Une nouvelle directive de l'UE (1999/44) du 25 mai 1999, dont la transposition dans les législations nationales des États membres devra intervenir avant la fin de 2002, améliore notablement la garantie en raison des défauts de la chose dans le contrat de vente (cf. Bernd Stauder, Die Gewährleistung, Plädoyer 2/00, pp. 32ss.):

- un droit à réparation de la chose est introduit ;

- la durée de la garantie est portée à deux ans ;

- la suppression de tout droit à garantie est illicite ;

- la directive ne connaît pas d'obligation pour l'acheteur de vérifier la chose et d'aviser le vendeur. Les États peuvent prévoir un délai de réclamation de deux mois au moins à compter de la date du constat de la non-conformité au contrat ;

- en cas de livraison non conforme au contrat et durant six mois, le fardeau de la preuve est renversé au profit de l'acheteur.

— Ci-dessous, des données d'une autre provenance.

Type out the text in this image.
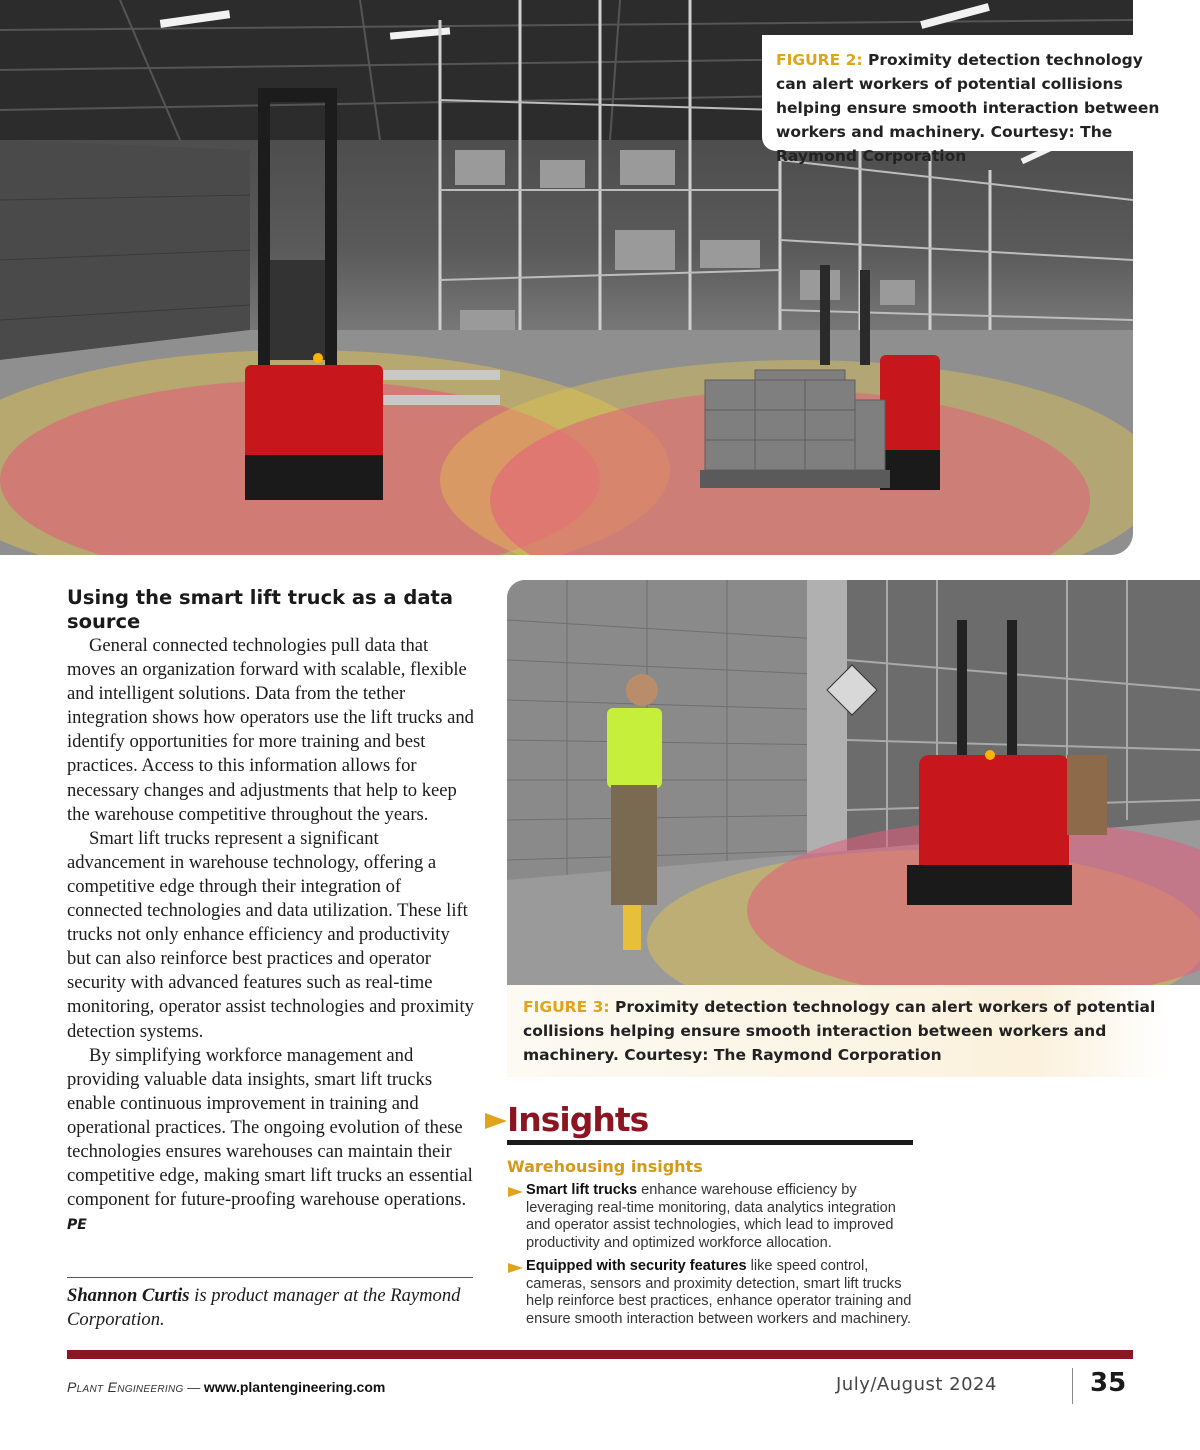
FIGURE 2: Proximity detection technology can alert workers of potential collisions helping ensure smooth interaction between workers and machinery. Courtesy: The Raymond Corporation
Using the smart lift truck as a data source

General connected technologies pull data that moves an organization forward with scalable, flexible and intelligent solutions. Data from the tether integration shows how operators use the lift trucks and identify opportunities for more training and best practices. Access to this information allows for necessary changes and adjustments that help to keep the warehouse competitive throughout the years.

Smart lift trucks represent a significant advancement in warehouse technology, offering a competitive edge through their integration of connected technologies and data utilization. These lift trucks not only enhance efficiency and productivity but can also reinforce best practices and operator security with advanced features such as real-time monitoring, operator assist technologies and proximity detection systems.

By simplifying workforce management and providing valuable data insights, smart lift trucks enable continuous improvement in training and operational practices. The ongoing evolution of these technologies ensures warehouses can maintain their competitive edge, making smart lift trucks an essential component for future-proofing warehouse operations. PE

Shannon Curtis is product manager at the Raymond Corporation.
FIGURE 3: Proximity detection technology can alert workers of potential collisions helping ensure smooth interaction between workers and machinery. Courtesy: The Raymond Corporation
Insights
Warehousing insights
Smart lift trucks enhance warehouse efficiency by leveraging real-time monitoring, data analytics integration and operator assist technologies, which lead to improved productivity and optimized workforce allocation.
Equipped with security features like speed control, cameras, sensors and proximity detection, smart lift trucks help reinforce best practices, enhance operator training and ensure smooth interaction between workers and machinery.
Plant Engineering — www.plantengineering.com	July/August 2024	35
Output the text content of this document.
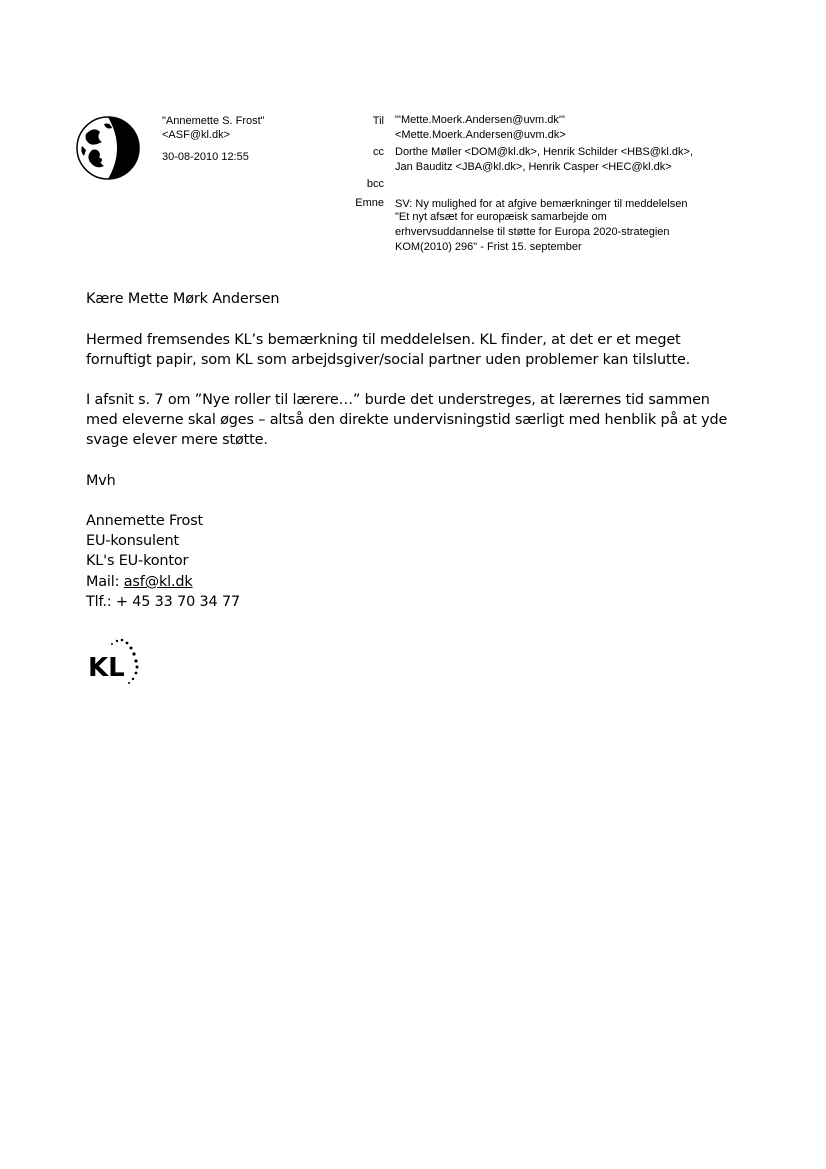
"Annemette S. Frost"
<ASF@kl.dk>
30-08-2010 12:55
Til
cc
bcc
Emne
"'Mette.Moerk.Andersen@uvm.dk'"
<Mette.Moerk.Andersen@uvm.dk>
Dorthe Møller <DOM@kl.dk>, Henrik Schilder <HBS@kl.dk>,
Jan Bauditz <JBA@kl.dk>, Henrik Casper <HEC@kl.dk>
SV: Ny mulighed for at afgive bemærkninger til meddelelsen
"Et nyt afsæt for europæisk samarbejde om
erhvervsuddannelse til støtte for Europa 2020-strategien
KOM(2010) 296" - Frist 15. september
Kære Mette Mørk Andersen
Hermed fremsendes KL’s bemærkning til meddelelsen. KL finder, at det er et meget
fornuftigt papir, som KL som arbejdsgiver/social partner uden problemer kan tilslutte.
I afsnit s. 7 om ”Nye roller til lærere…” burde det understreges, at lærernes tid sammen
med eleverne skal øges – altså den direkte undervisningstid særligt med henblik på at yde
svage elever mere støtte.
Mvh
Annemette Frost
EU-konsulent
KL's EU-kontor
Mail: asf@kl.dk
Tlf.: + 45 33 70 34 77
KL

La directive harmonise sur le plan européen l'une des composantes essentielles des droits du consommateur, lesquels sont portés à un seuil minimum en cas de défaut de la chose acquise, indépendamment du lieu de l'achat.

A contrario, en Suisse, la réglementation uniforme du contrat de vente, applicable aussi bien aux échanges commerciaux qu'à la consommation des ménages, crée d'importantes lacunes dans la protection des consommateurs. On retiendra à cet égard le caractère facultatif de prescriptions légales que des conditions générales contractuelles permettent de limiter ou de supprimer. Les messages publicitaires sont traités comme de simples indications de prix sans engagement et sans portée contractuelle. Un droit légal à la réparation de la chose fait défaut. L'obligation de vérifier la chose et d'aviser le vendeur, liée de surcroît à des délais très courts, lèse le consommateur : elle répond aux besoins des échanges commerciaux, mais non à ceux des consommateurs privés. Le délai de prescription d'un an est trop court lorsqu'il s'agit de biens de consommation complexes.

Dans la législation suisse sur le contrat de vente, le statut du consommateur doit également être rapidement amélioré pour répondre aux exigences de la société moderne de consommation : c'est ce que réclamait déjà le conseiller national Peter Vollmer dans sa motion 99.3168, "Contrats de vente. Extension à deux ans du délai de garantie", transmise le 8 octobre 1999 déjà par le Conseil national sous forme de postulat.

L'avant-projet de mars 2001 relatif au commerce électronique prévoit à présent une révision des dispositions régissant le contrat de vente. A juste titre, il s'aligne sur la directive de l'UE, mais ne va pas assez loin. Il est également important pour le consommateur que l'obligation de vérifier la chose et d'aviser le vendeur soit supprimée. De plus, la révision doit être soumise au Parlement dans les meilleurs délais.

Antrag des Bundesrates

Le Conseil fédéral propose de transformer la motion en postulat.

Stellungnahme des Bundesrates

Le Conseil fédéral s'est montré prêt, par l'avant-projet de loi fédérale sur le commerce électronique, à prévoir une protection accrue de l'acheteur lors de l'acquisition de biens de consommation, fondée sur le droit européen. La procédure de consultation effectuée en 2001 a montré l'accueil en partie favorable, mais également la critique massive que cette proposition suscite. Les reproches qui s'avèrent justifiés seront pris en compte. Il ne s'agit pas pour le Conseil fédéral de reprendre dans un projet les solutions de l'avant-projet sans examen critique et de les soumettre immédiatement au Parlement dans un message, comme le requiert l'auteur de la motion. Une révision de fond de l'avant-projet à la lumière des résultats de la consultation est bien plus indiquée.

Le Conseil fédéral propose de transformer la motion en postulat.